St. Patrick, the Patron Saint of Ireland, is credited with bringing Christianity to the island and he has become so closely associated with Ireland, that St. Patrick’s Day has become a day of celebrating Irish heritage.

A popular legend suggests that St. Patrick would explain the concept of the Holy Trinity during his missionary travels with a shamrock — and through time the shamrock became a popular symbol of St. Patrick’s Day and Irish heritage.

The St. Patrick’s Day Parade has become one of the most beloved traditions of the Big Apple.

Megan Stransky of Houston and two relatives planned a Broadway weekend to coincide with the parade, seeing it as a prime opportunity to remember their family’s Irish roots and the traditions that helped shape their upbringing.

Bagpipers march along Fifth Avenue during the St Patrick’s Day Parade (AP)

The event did not disappoint. “There is no comparison to any other parade or city that I’ve been to,” Stransky marveled, as she took in the bagpipers, bands, police and military contingents and more.
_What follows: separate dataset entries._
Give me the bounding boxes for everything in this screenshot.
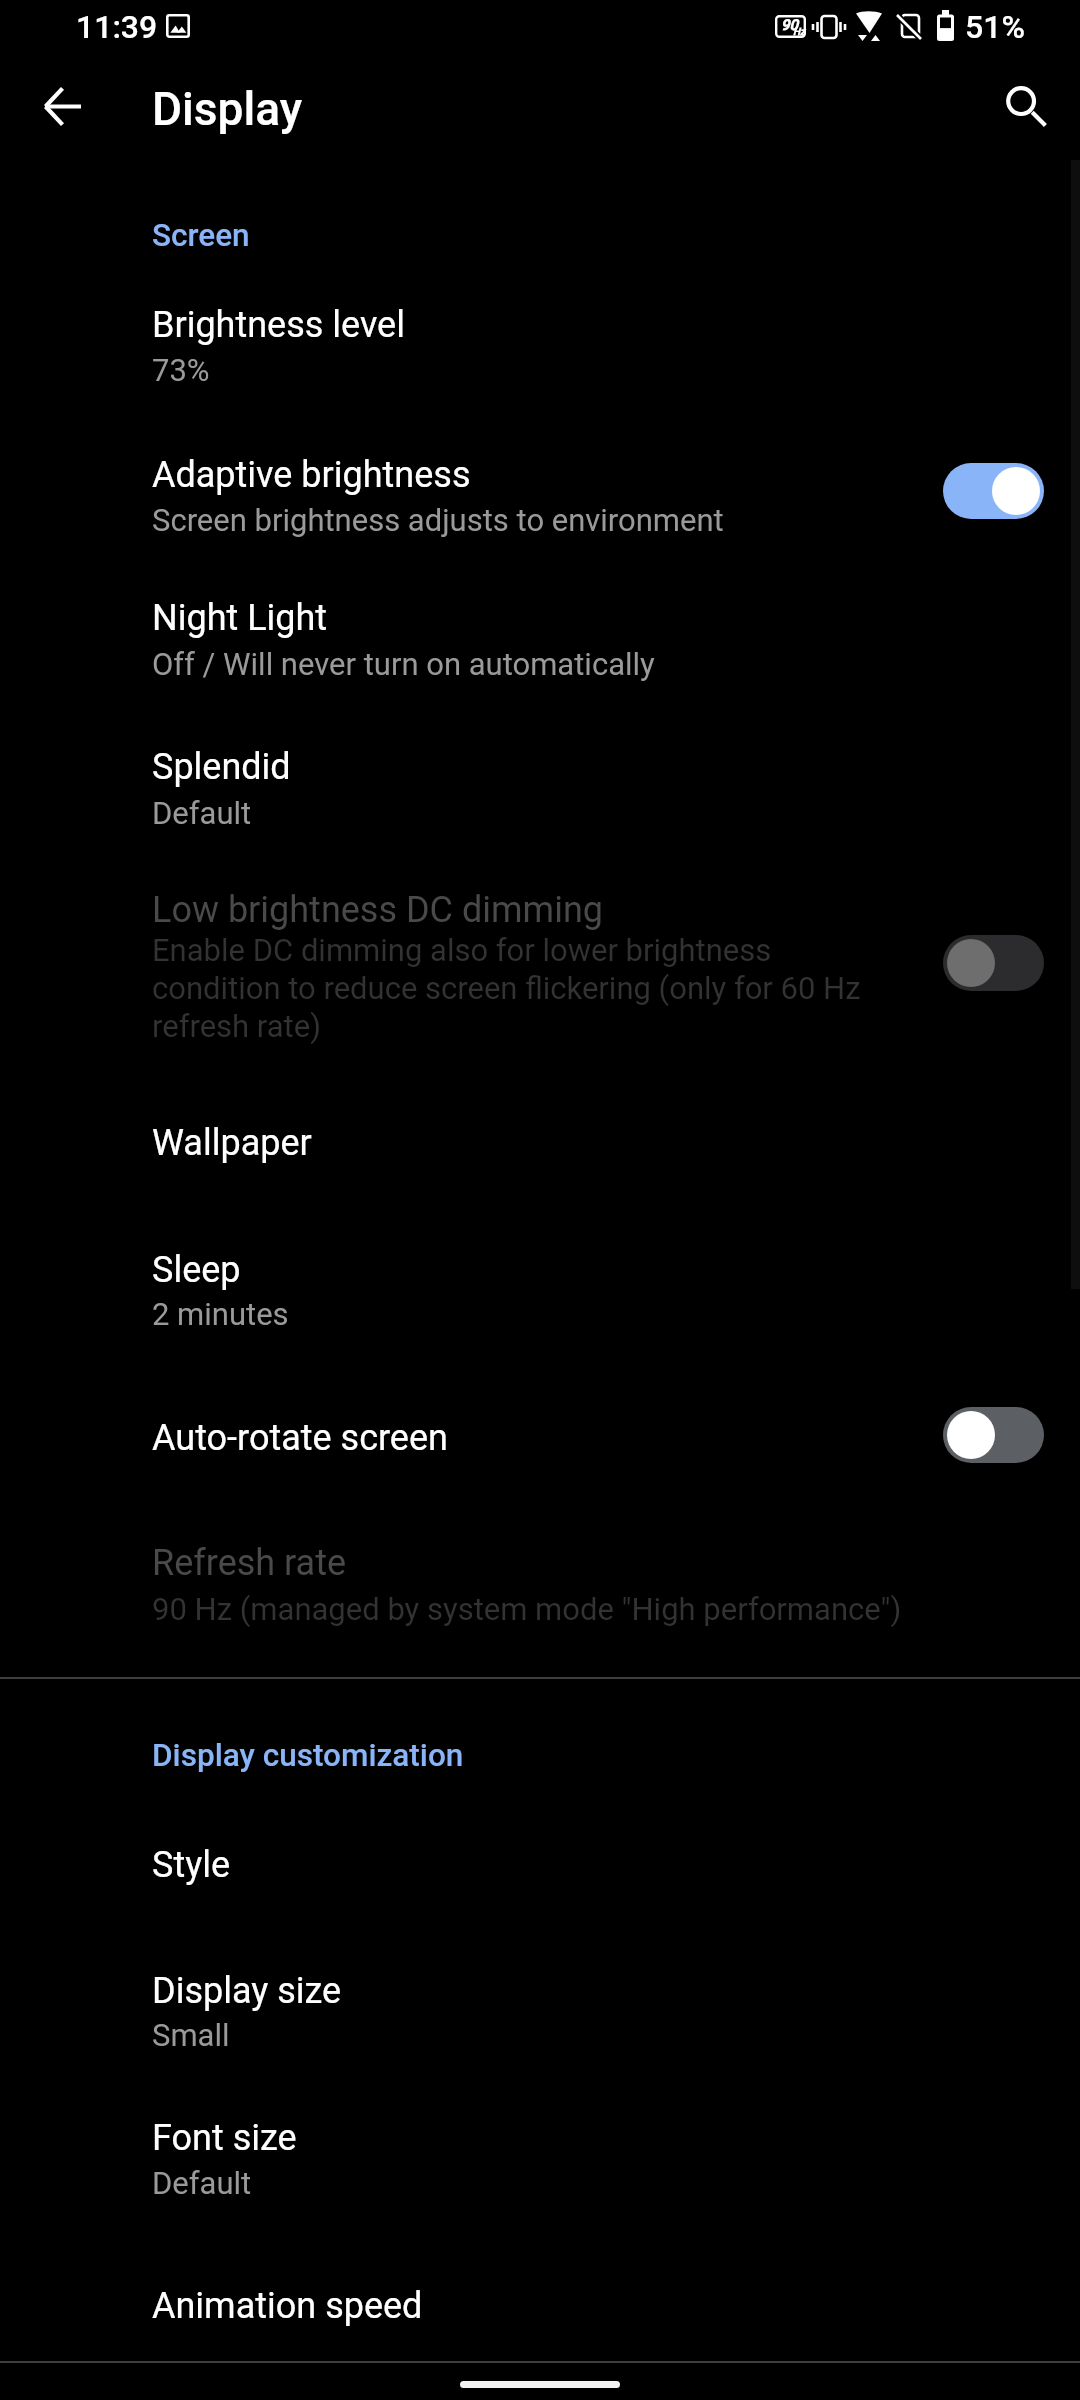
staticText: Font size [152,2117,1080,2159]
staticText: Screen brightness adjusts to environment [152,502,1052,538]
staticText: Wallpaper [152,1122,1080,1164]
button[interactable]: Refresh rate [0,1514,1080,1659]
staticText: Adaptive brightness [152,454,1080,496]
staticText: Display size [152,1970,1080,2012]
button[interactable]: Animation speed [0,2257,1080,2367]
staticText: Enable DC dimming also for lower brightn… [152,932,887,1044]
button[interactable]: Splendid [0,716,1080,856]
staticText: Small [152,2017,1052,2053]
button[interactable]: Wallpaper [0,1094,1080,1204]
staticText: Low brightness DC dimming [152,889,1080,931]
button[interactable]: Toggle off [943,935,1044,991]
button[interactable]: Display size [0,1941,1080,2081]
staticText: Default [152,2165,1052,2201]
button[interactable]: Brightness level [0,272,1080,392]
button[interactable]: Style [0,1815,1080,1925]
staticText: Auto-rotate screen [152,1417,1080,1459]
staticText: Style [152,1844,1080,1886]
staticText: 51% [965,8,1080,46]
button[interactable]: Font size [0,2088,1080,2228]
button[interactable]: Low brightness DC dimming [0,860,1080,1060]
button[interactable]: Sleep [0,1220,1080,1360]
staticText: Refresh rate [152,1542,1080,1584]
button[interactable]: Search [989,69,1069,149]
staticText: 90 [781,16,799,34]
staticText: Hz [793,26,806,38]
staticText: 2 minutes [152,1296,1052,1332]
staticText: Splendid [152,746,1080,788]
staticText: Sleep [152,1249,1080,1291]
button[interactable]: Back [22,66,102,146]
staticText: 90 Hz (managed by system mode "High perf… [152,1591,1052,1627]
staticText: Display [152,82,1080,136]
button[interactable]: Toggle off [943,1407,1044,1463]
button[interactable]: Toggle on [943,463,1044,519]
staticText: Animation speed [152,2285,1080,2327]
staticText: 11:39 [76,8,1076,46]
staticText: Night Light [152,597,1080,639]
button[interactable]: Auto-rotate screen [0,1389,1080,1499]
staticText: 73% [152,352,1052,388]
staticText: Display customization [152,1737,1080,1774]
staticText: Brightness level [152,304,1080,346]
button[interactable]: Night Light [0,568,1080,708]
staticText: Screen [152,217,1080,254]
staticText: Off / Will never turn on automatically [152,646,1052,682]
button[interactable]: Adaptive brightness [0,420,1080,568]
staticText: Default [152,795,1052,831]
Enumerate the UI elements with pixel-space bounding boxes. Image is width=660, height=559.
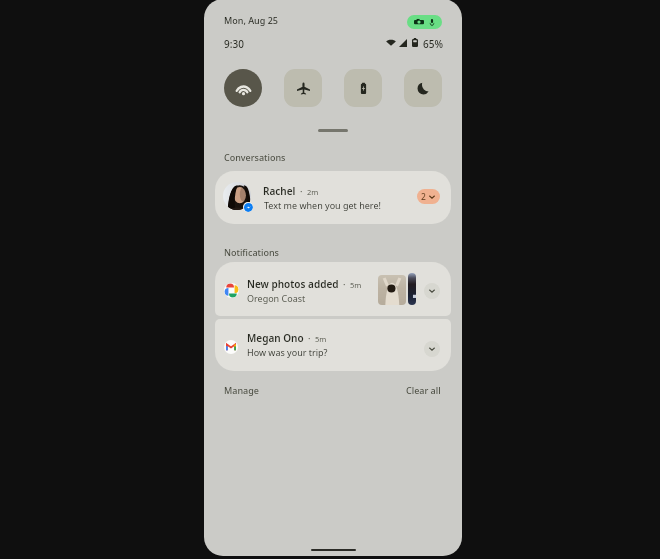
button[interactable]: Internet [224, 69, 262, 107]
button[interactable]: Rachel [215, 171, 451, 224]
button[interactable]: New photos added [215, 262, 451, 316]
staticText: Conversations [224, 151, 286, 163]
staticText: New photos added [247, 277, 339, 291]
button[interactable]: Clear all [404, 382, 443, 398]
staticText: Oregon Coast [247, 292, 306, 304]
staticText: 65% [423, 37, 443, 51]
button[interactable]: Manage [222, 382, 261, 398]
staticText: 9:30 [224, 37, 244, 51]
staticText: Mon, Aug 25 [224, 14, 278, 26]
staticText: 2 [421, 191, 426, 203]
staticText: Rachel [263, 184, 296, 198]
staticText: · [300, 185, 303, 197]
staticText: Notifications [224, 246, 279, 258]
staticText: · [308, 332, 311, 344]
staticText: · [343, 278, 346, 290]
staticText: Megan Ono [247, 331, 304, 345]
button[interactable]: Do not disturb [404, 69, 442, 107]
staticText: Manage [224, 384, 259, 396]
button[interactable]: Battery saver [344, 69, 382, 107]
staticText: 2m [307, 187, 319, 197]
staticText: 5m [315, 334, 327, 344]
button[interactable]: Expand conversation [417, 189, 440, 204]
staticText: Text me when you get here! [264, 199, 381, 211]
button[interactable]: Airplane mode [284, 69, 322, 107]
staticText: 5m [350, 280, 362, 290]
button[interactable]: Megan Ono [215, 319, 451, 371]
button[interactable]: Expand notification [424, 283, 440, 299]
staticText: How was your trip? [247, 346, 328, 358]
button[interactable]: Expand notification [424, 341, 440, 357]
button[interactable]: Camera and microphone active [407, 15, 442, 29]
staticText: Clear all [406, 384, 441, 396]
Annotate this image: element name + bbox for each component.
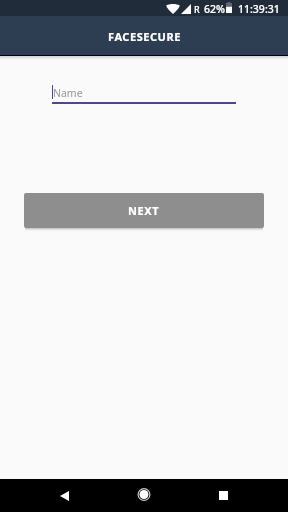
staticText: 11:39:31 xyxy=(238,2,280,16)
button[interactable]: Home xyxy=(120,479,168,512)
staticText: Name xyxy=(53,86,83,100)
staticText: FACESECURE xyxy=(108,29,181,44)
staticText: NEXT xyxy=(128,203,160,218)
button[interactable]: Recent apps xyxy=(199,479,247,512)
button[interactable]: NEXT xyxy=(24,193,264,228)
staticText: 62% xyxy=(204,2,225,16)
button[interactable]: Name xyxy=(52,82,236,104)
button[interactable]: Back xyxy=(40,479,89,512)
staticText: R xyxy=(194,3,200,15)
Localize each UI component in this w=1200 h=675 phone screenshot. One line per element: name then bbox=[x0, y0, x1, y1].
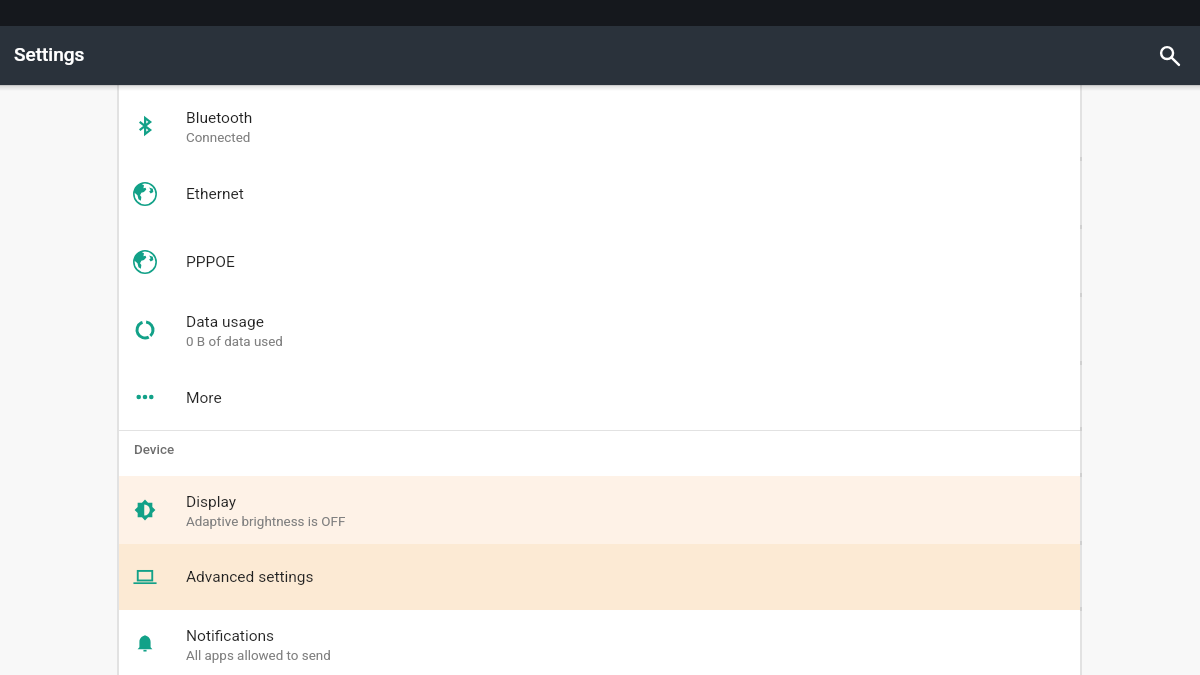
staticText: Connected bbox=[186, 130, 251, 146]
staticText: Display bbox=[186, 493, 237, 511]
staticText: Ethernet bbox=[186, 185, 244, 203]
staticText: All apps allowed to send bbox=[186, 648, 331, 664]
staticText: Adaptive brightness is OFF bbox=[186, 514, 346, 530]
button[interactable]: More bbox=[119, 364, 1080, 431]
button[interactable]: Advanced settings bbox=[119, 544, 1080, 610]
button[interactable]: Search bbox=[1148, 34, 1191, 77]
staticText: Data usage bbox=[186, 313, 264, 331]
button[interactable]: PPPOE bbox=[119, 228, 1080, 296]
staticText: 0 B of data used bbox=[186, 334, 283, 350]
button[interactable]: Bluetooth bbox=[119, 92, 1080, 160]
staticText: Settings bbox=[14, 43, 85, 65]
staticText: More bbox=[186, 389, 222, 407]
staticText: Device bbox=[134, 442, 175, 458]
button[interactable]: Ethernet bbox=[119, 160, 1080, 228]
button[interactable]: Notifications bbox=[119, 610, 1080, 675]
button[interactable]: Display bbox=[119, 476, 1080, 544]
staticText: Notifications bbox=[186, 627, 275, 645]
staticText: Bluetooth bbox=[186, 109, 253, 127]
staticText: Advanced settings bbox=[186, 568, 314, 586]
staticText: PPPOE bbox=[186, 253, 235, 271]
button[interactable]: Data usage bbox=[119, 296, 1080, 364]
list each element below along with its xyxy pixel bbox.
The grand marshal, Irish-born Heineken USA chief executive Maggie Timoney, is the first female head of a major US beer company.

State Police march along Fifth Avenue in New York City (AP)

At a pre-parade reception at New York’s mayoral residence, Minister for Justice Helen McEntee hailed the recognition for Timoney and noted some other causes for celebrating Irish American links this year, including Cork actor Cillian Murphy’s Best Actor Oscar win last weekend.

New York City has multiple parades on various dates around its five boroughs – including, on Sunday, the first St Patrick’s Day parade allowing LGBTQ+ groups to march on Staten Island.

A kayaker floats on the Chicago River (AP)

Mayor Eric Adams last month announced the plan for the new, privately organized celebration, arranged after a local group had asked for years to join the borough’s decades-old parade.

That longstanding event, which does not allow groups to march under LGBTQ+ banners, happened earlier this month.

The Manhattan parade began allowing LGBTQ+ groups and symbols in 2015, after decades of protests, legal challenges and boycotts by some politicians.

Attorney General of New York, Letitia James, left, and New York Governor Kathy Hochul, march during the city parade (AP)

Ahead of Chicago’s parade, thousands of people “many decked out in green with beers in hand” gathered along the Chicago River to watch the local plumbers’ union boats turn the water green.

Organizers say the tradition, started by the union, uses an environmentally friendly powder once used to check pipes for leaks.

Celebrations were moved to Saturday in many US cities (AP)

In Savannah, Georgia, organizers expected a historic crowd to participate in the parade, which started in 1824.

Ahead of the bicentennial, Georgia’s oldest city had nearly 18,000 hotel rooms booked for the weekend.